Tenían razón, y eso me repugnaba. De los cuatro que quedábamos solo yo recordaba el significado de la esperanza, de la verdadera esperanza. Tampoco podía odiarlos, era decisión suya, pero eso desmoralizaba. Les decía que la situación cambiaría, que la República se mantendría erguida sobre todos nuestros esfuerzos.
José era el peor de todos, su convicción en la caída le hacía situarse al mismo nivel que los fascistas. La cosa estaba chunga, no podía mentirme, pero de situaciones peores se había salido. Se repetía “María, María, María… ¿cómo cojones estará María?”. Roberto, uno de los más mayores, maduro por su experiencia en el campo de batalla no se pudo reprimir más; la centinela se repetía día y noche, hasta que esa fue la última para José.
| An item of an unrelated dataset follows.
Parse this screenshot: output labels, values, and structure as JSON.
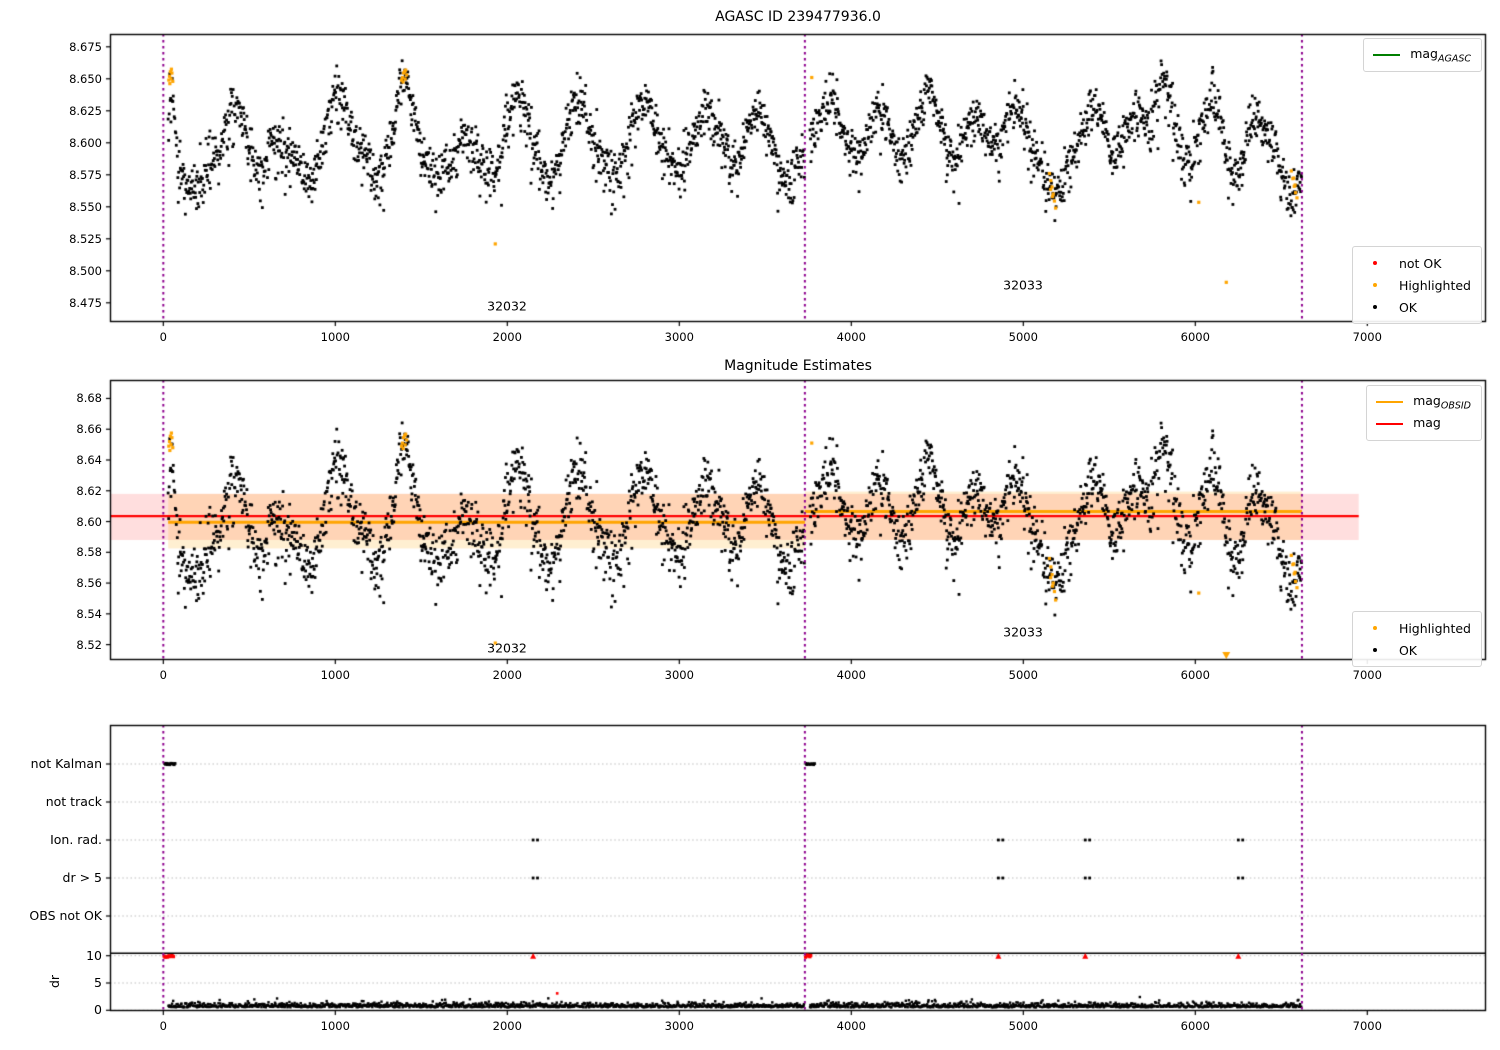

—¡Muerta, José! ¡Cómo cojones crees que estará! El barco se hunde, ¿no lo ves?, y si no lo está, lo estará, tenlo por seguro
Nos quedamos todos fríos, y no por la humedad que caía, sino por cómo resonaban esas palabras en nuestros cuerpos, era la cruda realidad. José ni se inmutó, simplemente bajó la mirada, y observando sus botas rasgadas vio por una de ellas que sobresalían dos dedos ensangrentados en los que posiblemente ya no sentía nada, al igual que todos ellos ya no sentían la República bajo sus pies, como si estuviésemos en terreno incierto, de nadie… De repente, viendo cómo de agujereadas estaban, dijo:
—La madre España cae, de esta no se sale, no salimos
Nos quedaba una cantimplora y media de agua, o todo lo que puede parecérsele al agua, estaba sucia, casi verde, pero en estos días de guerra lo que no te mata te alimenta. De comida solo guardábamos tres trozos de pan duro, más hábil para matar a los enemigos que las municiones armamentísticas que nos quedaban. Las noches son como caben esperar en pleno centro de la Península, frías y húmedas, y abril caía sobre nosotros con peso. La ropa estaba mojada, y José no paraba de tiritar.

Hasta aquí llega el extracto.